Auschwitz has redefined Europe and it sends globally a warning against populism, intolerance, ignorance and silence. Against the major factors dismantling the democratic order and replacing it with a crooked dictatorships in democratic disguise.
No other German Nazi camp impacted Europe and its Jewish population the way Auschwitz did.
Last week I was at the edges of Europe, 360 km north of the polar circle in the Norwegian city of Tromsø .
There is a church in the city center. In front of the church a monument to all those who fell victim in WW II. Ethnic Norwegian victims. My mind wandered of how many of those were members of SS Task Force Einsatzkommando 1, Oslo , Task Force 6, Tromsö. This unit run two German controlled detention camps in Tromsø vicinity, Sydspissen and Tromsdalen. But I believe that most of those listed were the victims of the Nazis.

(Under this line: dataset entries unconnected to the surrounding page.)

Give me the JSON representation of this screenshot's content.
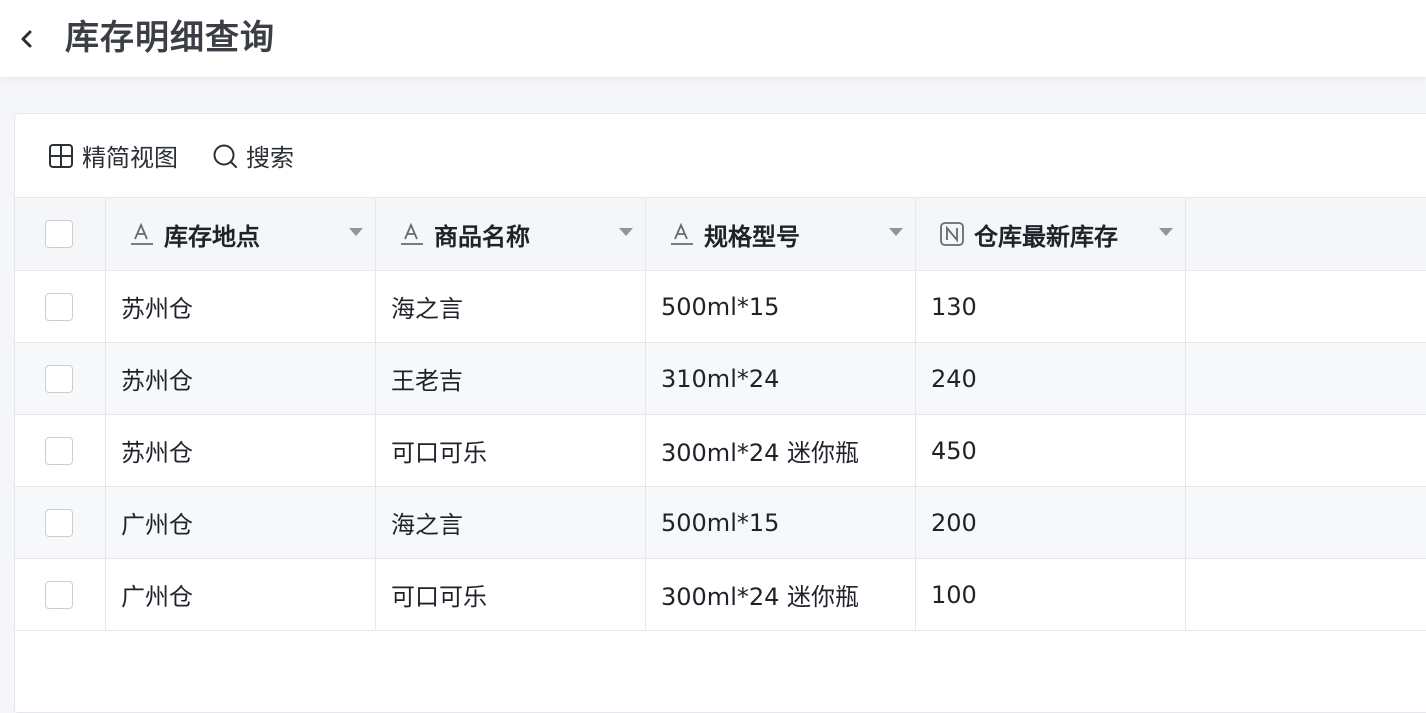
{
  "header": {
    "title": "库存明细查询"
  },
  "toolbar": {
    "compact_view_label": "精简视图",
    "search_label": "搜索"
  },
  "table": {
    "columns": [
      {
        "label": "库存地点",
        "type_icon": "text-field-icon"
      },
      {
        "label": "商品名称",
        "type_icon": "text-field-icon"
      },
      {
        "label": "规格型号",
        "type_icon": "text-field-icon"
      },
      {
        "label": "仓库最新库存",
        "type_icon": "number-field-icon"
      }
    ],
    "rows": [
      [
        "苏州仓",
        "海之言",
        "500ml*15",
        "130"
      ],
      [
        "苏州仓",
        "王老吉",
        "310ml*24",
        "240"
      ],
      [
        "苏州仓",
        "可口可乐",
        "300ml*24 迷你瓶",
        "450"
      ],
      [
        "广州仓",
        "海之言",
        "500ml*15",
        "200"
      ],
      [
        "广州仓",
        "可口可乐",
        "300ml*24 迷你瓶",
        "100"
      ]
    ]
  },
  "colors": {
    "header_bg": "#ffffff",
    "page_bg": "#f5f6f8",
    "border": "#e5e7eb",
    "text": "#1f2329"
  }
}
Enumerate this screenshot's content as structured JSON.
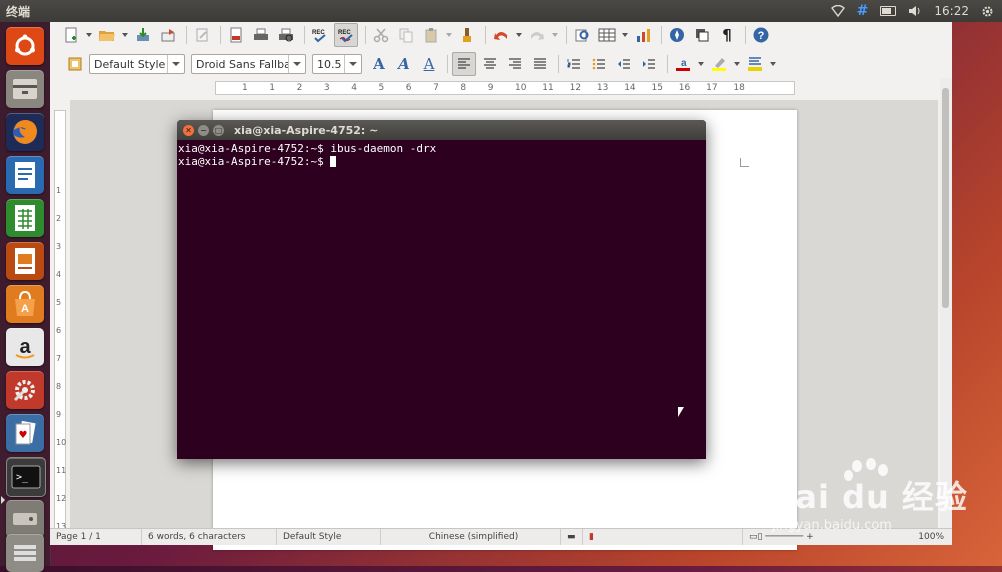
{
  "top_panel": {
    "window_title": "终端",
    "clock": "16:22",
    "indicators": [
      "wifi-icon",
      "keyboard-layout-icon",
      "battery-icon",
      "volume-icon",
      "power-gear-icon"
    ]
  },
  "launcher": {
    "items": [
      {
        "name": "dash-home",
        "icon": "ubuntu-logo-icon",
        "color": "#dd4814"
      },
      {
        "name": "files",
        "icon": "file-cabinet-icon",
        "color": "#8a8680"
      },
      {
        "name": "firefox",
        "icon": "firefox-icon",
        "color": "#e66000"
      },
      {
        "name": "writer",
        "icon": "writer-document-icon",
        "color": "#2a6ab0"
      },
      {
        "name": "calc",
        "icon": "calc-spreadsheet-icon",
        "color": "#2e8b2e"
      },
      {
        "name": "impress",
        "icon": "impress-presentation-icon",
        "color": "#b84a12"
      },
      {
        "name": "software-center",
        "icon": "shopping-bag-icon",
        "color": "#e07b20"
      },
      {
        "name": "amazon",
        "icon": "amazon-icon",
        "color": "#e8e8e8"
      },
      {
        "name": "system-settings",
        "icon": "gear-wrench-icon",
        "color": "#c0392b"
      },
      {
        "name": "solitaire",
        "icon": "playing-cards-icon",
        "color": "#3a6ea5"
      },
      {
        "name": "terminal",
        "icon": "terminal-icon",
        "color": "#333333"
      },
      {
        "name": "drive",
        "icon": "disk-drive-icon",
        "color": "#7f7b75"
      },
      {
        "name": "trash",
        "icon": "stack-icon",
        "color": "#8f8b85"
      }
    ]
  },
  "writer": {
    "paragraph_style": "Default Style",
    "font_name": "Droid Sans Fallbac",
    "font_size": "10.5",
    "ruler_numbers": [
      "1",
      "1",
      "2",
      "3",
      "4",
      "5",
      "6",
      "7",
      "8",
      "9",
      "10",
      "11",
      "12",
      "13",
      "14",
      "15",
      "16",
      "17",
      "18"
    ],
    "vruler_numbers": [
      "1",
      "2",
      "3",
      "4",
      "5",
      "6",
      "7",
      "8",
      "9",
      "10",
      "11",
      "12",
      "13"
    ],
    "status": {
      "page": "Page 1 / 1",
      "words": "6 words, 6 characters",
      "style": "Default Style",
      "language": "Chinese (simplified)",
      "zoom": "100%"
    }
  },
  "terminal": {
    "title": "xia@xia-Aspire-4752: ~",
    "lines": [
      "xia@xia-Aspire-4752:~$ ibus-daemon -drx",
      "xia@xia-Aspire-4752:~$ "
    ]
  },
  "watermark": {
    "logo": "Bai du 经验",
    "url": "jingyan.baidu.com"
  }
}
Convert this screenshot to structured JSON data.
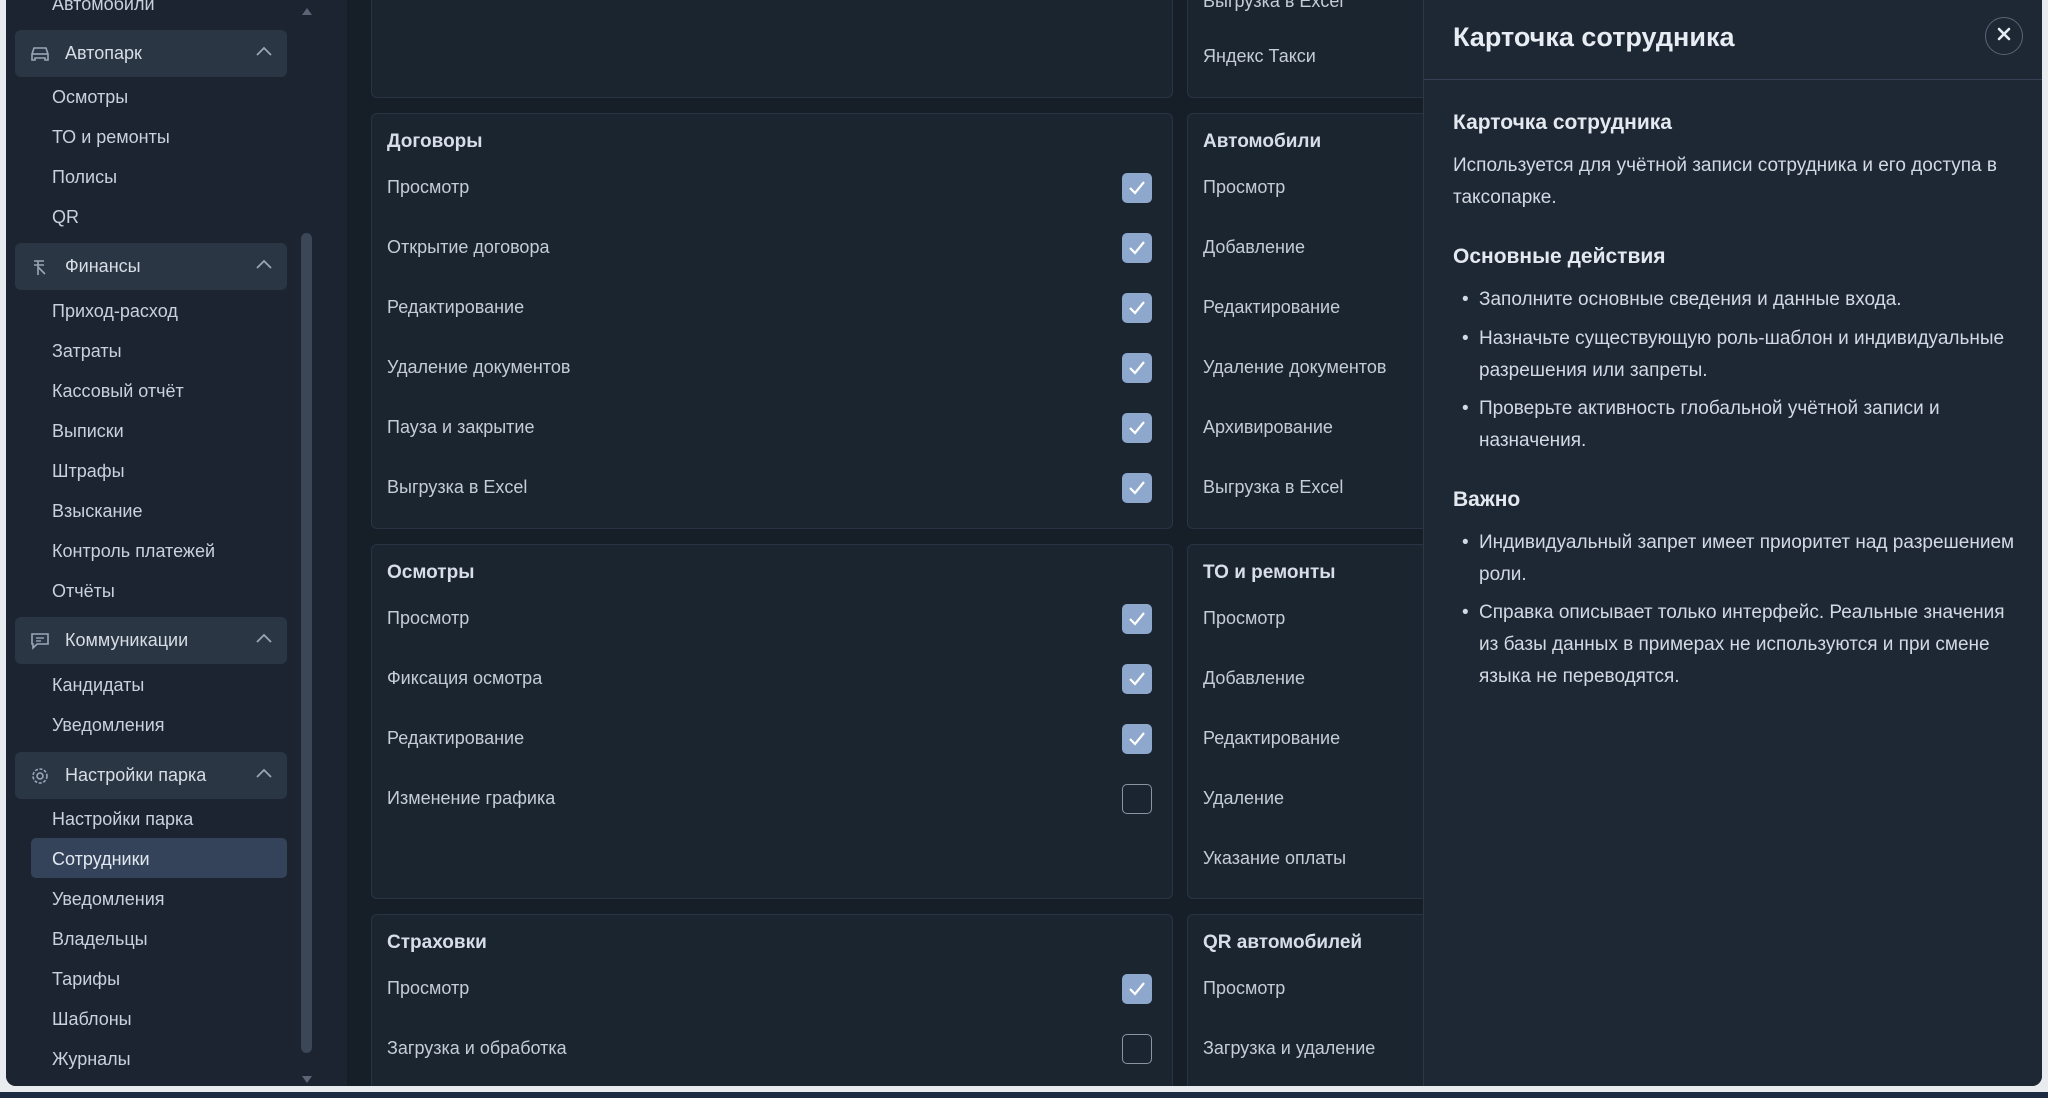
{
  "sidebar": {
    "top_partial": "Автомобили",
    "groups": [
      {
        "label": "Автопарк",
        "items": [
          "Осмотры",
          "ТО и ремонты",
          "Полисы",
          "QR"
        ]
      },
      {
        "label": "Финансы",
        "items": [
          "Приход-расход",
          "Затраты",
          "Кассовый отчёт",
          "Выписки",
          "Штрафы",
          "Взыскание",
          "Контроль платежей",
          "Отчёты"
        ]
      },
      {
        "label": "Коммуникации",
        "items": [
          "Кандидаты",
          "Уведомления"
        ]
      },
      {
        "label": "Настройки парка",
        "items": [
          "Настройки парка",
          "Сотрудники",
          "Уведомления",
          "Владельцы",
          "Тарифы",
          "Шаблоны",
          "Журналы"
        ]
      }
    ],
    "active_item": "Сотрудники"
  },
  "main": {
    "right_top_partial": "Выгрузка в Excel",
    "right_top_item": "Яндекс Такси",
    "left_cards": [
      {
        "title": "Договоры",
        "rows": [
          {
            "label": "Просмотр",
            "checked": true
          },
          {
            "label": "Открытие договора",
            "checked": true
          },
          {
            "label": "Редактирование",
            "checked": true
          },
          {
            "label": "Удаление документов",
            "checked": true
          },
          {
            "label": "Пауза и закрытие",
            "checked": true
          },
          {
            "label": "Выгрузка в Excel",
            "checked": true
          }
        ]
      },
      {
        "title": "Осмотры",
        "rows": [
          {
            "label": "Просмотр",
            "checked": true
          },
          {
            "label": "Фиксация осмотра",
            "checked": true
          },
          {
            "label": "Редактирование",
            "checked": true
          },
          {
            "label": "Изменение графика",
            "checked": false
          }
        ]
      },
      {
        "title": "Страховки",
        "rows": [
          {
            "label": "Просмотр",
            "checked": true
          },
          {
            "label": "Загрузка и обработка",
            "checked": false
          }
        ]
      }
    ],
    "right_cards": [
      {
        "title": "Автомобили",
        "rows": [
          "Просмотр",
          "Добавление",
          "Редактирование",
          "Удаление документов",
          "Архивирование",
          "Выгрузка в Excel"
        ]
      },
      {
        "title": "ТО и ремонты",
        "rows": [
          "Просмотр",
          "Добавление",
          "Редактирование",
          "Удаление",
          "Указание оплаты"
        ]
      },
      {
        "title": "QR автомобилей",
        "rows": [
          "Просмотр",
          "Загрузка и удаление"
        ]
      }
    ]
  },
  "panel": {
    "header_title": "Карточка сотрудника",
    "close_icon": "close-icon",
    "section1_title": "Карточка сотрудника",
    "section1_text": "Используется для учётной записи сотрудника и его доступа в таксопарке.",
    "section2_title": "Основные действия",
    "section2_bullets": [
      "Заполните основные сведения и данные входа.",
      "Назначьте существующую роль-шаблон и индивидуальные разрешения или запреты.",
      "Проверьте активность глобальной учётной записи и назначения."
    ],
    "section3_title": "Важно",
    "section3_bullets": [
      "Индивидуальный запрет имеет приоритет над разрешением роли.",
      "Справка описывает только интерфейс. Реальные значения из базы данных в примерах не используются и при смене языка не переводятся."
    ]
  },
  "colors": {
    "checkbox_checked": "#8ea7cc",
    "sidebar_bg": "#1b2430",
    "main_bg": "#161e28",
    "panel_bg": "#1e2835"
  }
}
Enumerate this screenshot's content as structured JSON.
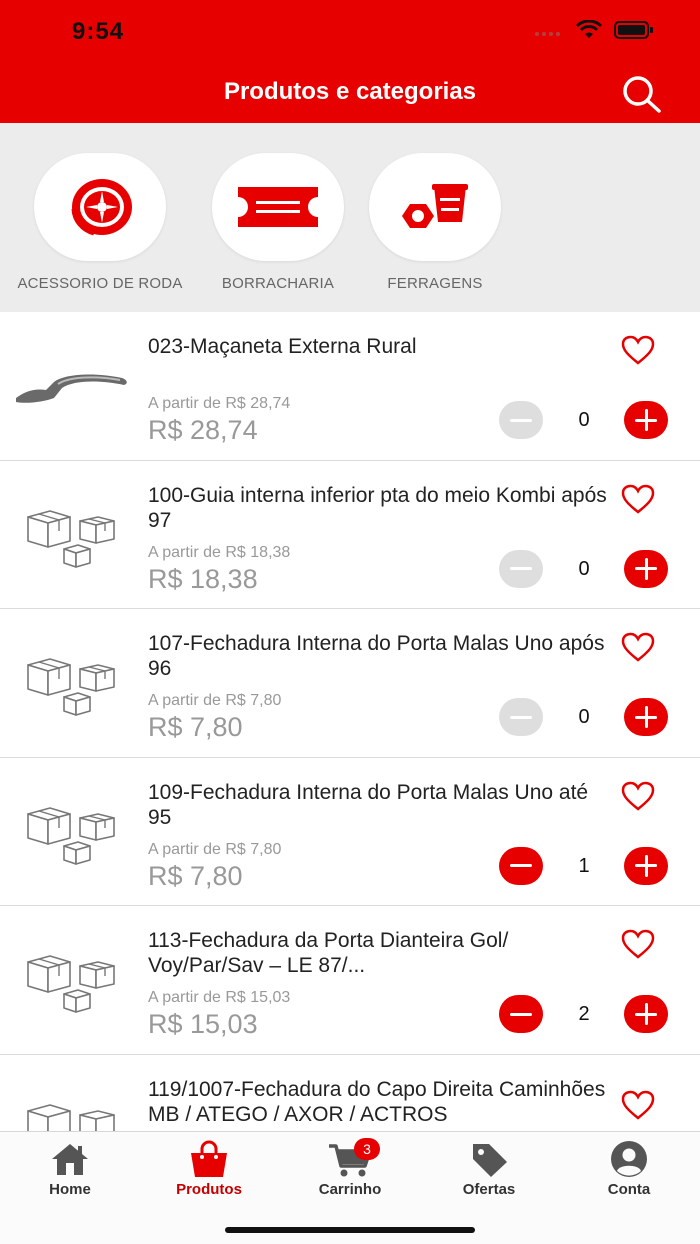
{
  "status_bar": {
    "time": "9:54"
  },
  "header": {
    "title": "Produtos e categorias",
    "search_icon": "search-icon"
  },
  "categories": [
    {
      "label": "ACESSORIO DE RODA",
      "icon": "wheel-icon"
    },
    {
      "label": "BORRACHARIA",
      "icon": "tire-patch-icon"
    },
    {
      "label": "FERRAGENS",
      "icon": "hardware-icon"
    }
  ],
  "products": [
    {
      "name": "023-Maçaneta Externa Rural",
      "from_label": "A partir de R$ 28,74",
      "price": "R$ 28,74",
      "quantity": "0",
      "thumb": "door-handle-image"
    },
    {
      "name": "100-Guia interna inferior pta do meio Kombi após 97",
      "from_label": "A partir de R$ 18,38",
      "price": "R$ 18,38",
      "quantity": "0",
      "thumb": "boxes-placeholder-icon"
    },
    {
      "name": "107-Fechadura Interna do Porta Malas Uno após 96",
      "from_label": "A partir de R$ 7,80",
      "price": "R$ 7,80",
      "quantity": "0",
      "thumb": "boxes-placeholder-icon"
    },
    {
      "name": "109-Fechadura Interna do Porta Malas Uno até 95",
      "from_label": "A partir de R$ 7,80",
      "price": "R$ 7,80",
      "quantity": "1",
      "thumb": "boxes-placeholder-icon"
    },
    {
      "name": "113-Fechadura da Porta Dianteira Gol/ Voy/Par/Sav – LE 87/...",
      "from_label": "A partir de R$ 15,03",
      "price": "R$ 15,03",
      "quantity": "2",
      "thumb": "boxes-placeholder-icon"
    },
    {
      "name": "119/1007-Fechadura do Capo Direita Caminhões MB / ATEGO / AXOR / ACTROS",
      "from_label": "",
      "price": "",
      "quantity": "",
      "thumb": "boxes-placeholder-icon"
    }
  ],
  "tabbar": {
    "tabs": [
      {
        "label": "Home",
        "icon": "home-icon"
      },
      {
        "label": "Produtos",
        "icon": "shopping-bag-icon",
        "active": true
      },
      {
        "label": "Carrinho",
        "icon": "cart-icon",
        "badge": "3"
      },
      {
        "label": "Ofertas",
        "icon": "tag-icon"
      },
      {
        "label": "Conta",
        "icon": "user-icon"
      }
    ]
  },
  "colors": {
    "brand_red": "#e60000",
    "category_bg": "#ececec",
    "muted_text": "#999999"
  }
}
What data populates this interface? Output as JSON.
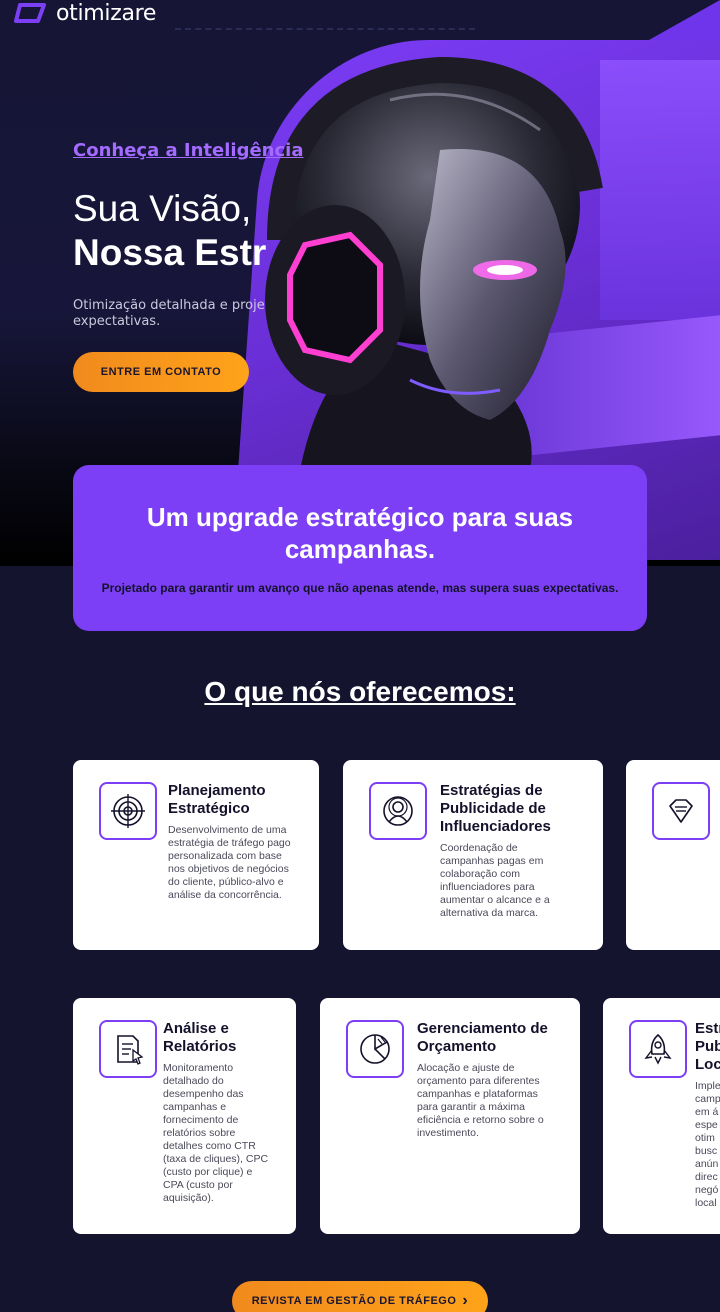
{
  "brand": {
    "name": "otimizare"
  },
  "hero": {
    "eyebrow": "Conheça a Inteligência",
    "title_line1": "Sua Visão,",
    "title_line2": "Nossa Estr",
    "subtitle": "Otimização detalhada e proje expectativas.",
    "cta_label": "ENTRE EM CONTATO"
  },
  "upgrade": {
    "title": "Um upgrade estratégico para suas campanhas.",
    "text": "Projetado para garantir um avanço que não apenas atende, mas supera suas expectativas."
  },
  "services": {
    "title": "O que nós oferecemos:",
    "row1": [
      {
        "title": "Planejamento Estratégico",
        "icon": "target-icon",
        "desc": "Desenvolvimento de uma estratégia de tráfego pago personalizada com base nos objetivos de negócios do cliente, público-alvo e análise da concorrência."
      },
      {
        "title": "Estratégias de Publicidade de Influenciadores",
        "icon": "influencer-icon",
        "desc": "Coordenação de campanhas pagas em colaboração com influenciadores para aumentar o alcance e a alternativa da marca."
      },
      {
        "title": "",
        "icon": "diamond-icon",
        "desc": ""
      }
    ],
    "row2": [
      {
        "title": "Análise e Relatórios",
        "icon": "report-icon",
        "desc": "Monitoramento detalhado do desempenho das campanhas e fornecimento de relatórios sobre detalhes como CTR (taxa de cliques), CPC (custo por clique) e CPA (custo por aquisição)."
      },
      {
        "title": "Gerenciamento de Orçamento",
        "icon": "pie-chart-icon",
        "desc": "Alocação e ajuste de orçamento para diferentes campanhas e plataformas para garantir a máxima eficiência e retorno sobre o investimento."
      },
      {
        "title": "Estr Pub Loc",
        "icon": "rocket-icon",
        "desc": "Imple camp em á espe otim busc anún direc negó local"
      }
    ]
  },
  "bottom_cta": {
    "label": "REVISTA EM GESTÃO DE TRÁFEGO",
    "chevron": "›"
  },
  "colors": {
    "accent": "#7c3ff5",
    "cta": "#ffa31a",
    "background": "#14142e"
  }
}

When the camps opened, they were initially used to house suspected communists and the Tromsø area’s male Jewish population. It would later hold intellectuals, teachers, and members of the Norwegian political left. It functioned as a transit camp which would either release prisoners after a short stay or send them further to Grini, Falstad, or camps in Germany.
There were couple of Jewish families in Tromsø prior to WW II. The Kleins, the Caplans, the Fischers. Most managed to flee and cross the border with Sweden.
On the other side of the church but still on Kirkegata (Church street) there is a monument with 17 Jewish names of people who were deported from here through Oslo docks into Stettin or Hamburg to be then deported on trains to Auschwitz.
Major deportations were organized in November of 1942. On November 26th , 1942 a group of 532 Norwegian Jews were pushed into Donau ship in Oslo and send to Stettin.
Auschwitz records have an ice cold statistical entry under the day of December 1st , 1942.
“There came a RSHA transport from Bergen region in Norway. 532 Jews – 302 men , 230 women and children. After selection there were 186 men directed to the camp and numbered 79064-79249. The remaining 346 people were murdered in the gas chambers.”
The deportation route of 3300 km – 2050 miles is the longest I know in case of Auschwitz deportations. The distance and logistics involved is a testimony of how far the institutionalized hatred may take us once it is mixed with corporate organization and industrialized detention or murder system.
In 2024 there is still an A.Caplan store just in between the two monuments.
On January 14th, 2024 the Holocaust monument in Tromsø was secured with anti riot metal barriers and guarded by the local police. The city was loud with anti Israel chants and slogans as there was a march in support of Gaza organized. Graffiti, posters and stickers covered the city walls, shop windows and monuments. In such way somewhere at the very edges of Europe the old ghosts of hatred could be heard. The best intentions of supporting the Gaza civilian population shall never be drained in antisemitic hatred.